OCS - What do I remember? We were told that we were the last class to be trained under the "Tiger" program. Our first class was not as interested in training us as much as driving us out of the program with mental and physical harassment. I might add, with great success. 57C "Tiger Two" started with twenty plus OC's and graduated around 14, I think. This included the wing commander, along with other exemplary OC's who held staff jobs.

We had to have members of other flights transferred in to give us enough people to "train" second class. Shortly after the summer break we were all called together in an informal meeting with the Commander of Officer Training and were advised that USAF needed X number of officers per year from OCS, and that no more washouts would be permitted in our class. That broke out little black hearts. He also mentioned that a "brain trust" assembled by the USAF would be assessing OCS training techniques and make recommendations for improvements to insure a higher retention rate.

Their recommendations were stringent and any variation from their recommendations would go hard on the perpetrator. I won't go deeply into some of the B.S. we were exposed to as second class, but I will mention that when we became first class we were not allowed to harass second class in any manner. We couldn't make them double time, with their toes touching the base board, while facing upturned venetian blinds, saluting each time our left foot hit the floor. We couldn't talk to them while they were eating, keeping them from eating more than miniscule helpings of meat, milk and vegetables. (Glenn E. Johnson went in to have his uniforms tailored after some weeks of the "First Class Diet" and was told he could have new uniforms made or he would end up having only one pocket in the rear of his pants.) We couldn't go into their rooms at night and interrogate them for hours, most often during their study time. We couldn't lock them out of their rooms while they were in the shower causing them to run up and down the hall screaming, "Keeper of the Keys, Keeper of the Keys!” on waxed floors, in their wet wooden shower clogs and bathrobe, until some first classman finally unlocked their room and allowed them to study.

I, along with others, got two "Class Twos,” as an upper classman, for just telling a second classman, who was proceeding too rapidly from the milk cooler to his table, to slow down and for my daring to speak to a second classman while he was eating his meal.

It was hard on our class to have to restrain all of the anger and frustration generated by, and left over by, the "Tiger" program. It was also very hard for second class to have to tolerate some frustrated upper classperson whispering unpleasant nothings in their ears and not being able to respond in some manner (i.e. by having brushed their teeth with Tide or by shouting "Yes Sir" until the windows quaked -- or both).

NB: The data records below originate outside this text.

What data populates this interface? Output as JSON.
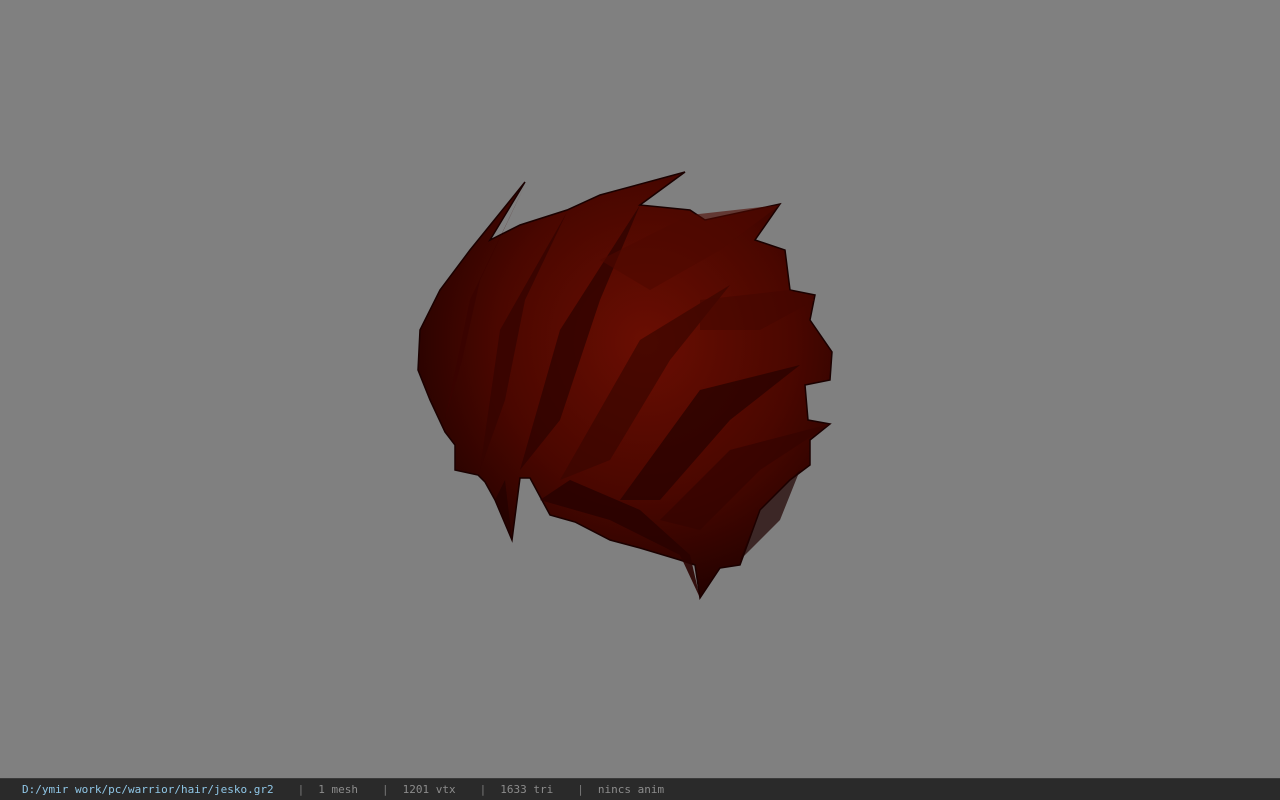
{
  "viewport": {
    "background_color": "#808080",
    "model_color": "#5a0a00",
    "model_shadow_color": "#2a0200"
  },
  "status_bar": {
    "file_path": "D:/ymir work/pc/warrior/hair/jesko.gr2",
    "separator": "|",
    "mesh_count": "1 mesh",
    "vertex_count": "1201 vtx",
    "triangle_count": "1633 tri",
    "animation": "nincs anim"
  }
}
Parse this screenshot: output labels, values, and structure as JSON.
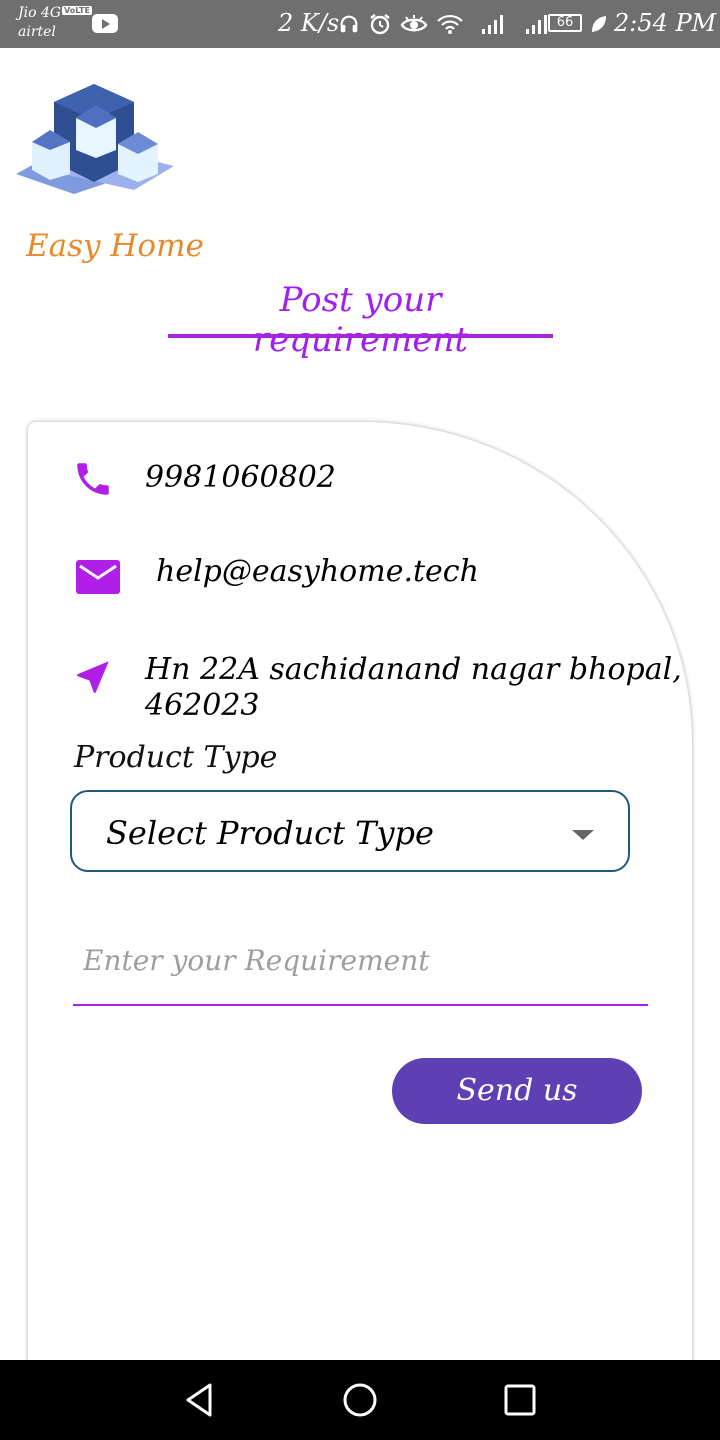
{
  "status_bar": {
    "carrier_line1": "Jio 4G",
    "carrier_line2": "airtel",
    "volte_badge": "VoLTE",
    "network_speed": "2 K/s",
    "battery_level": "66",
    "time": "2:54 PM",
    "icons": [
      "headphones-icon",
      "alarm-icon",
      "eye-icon",
      "wifi-icon",
      "signal-icon",
      "signal-icon",
      "battery-icon",
      "leaf-icon"
    ]
  },
  "header": {
    "brand_name": "Easy Home",
    "page_title": "Post your requirement"
  },
  "contact": {
    "phone": "9981060802",
    "email": "help@easyhome.tech",
    "address_line1": "Hn 22A  sachidanand nagar bhopal,",
    "address_line2": "462023"
  },
  "form": {
    "product_type_label": "Product Type",
    "product_type_selected": "Select Product Type",
    "requirement_placeholder": "Enter your Requirement",
    "submit_label": "Send us"
  },
  "colors": {
    "accent": "#a020f0",
    "brand": "#e88a2a",
    "button": "#5e3fb4",
    "select_border": "#1e5a78"
  },
  "nav": {
    "buttons": [
      "back-icon",
      "home-icon",
      "recents-icon"
    ]
  }
}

All in all, it was a worthwhile program that taught a bunch of "wanna bees" how to grow up and accomplish difficult jobs in an exemplary manner. I love the feeling of camaraderie developed between those of us who successfully completed the program. I will never regret the experience, even though they only gave me little old gold bars on my shoulders, at graduation, instead of the "chickens" that I felt I had earned by getting that far.

My wife, Sharon, and I have a son and a daughter, both of whom made us very proud of their accomplishments. Each of our children have equally outstanding spouses. In addition, we have one very energetic two-year-old granddaughter and a grandson on the way in August of this year.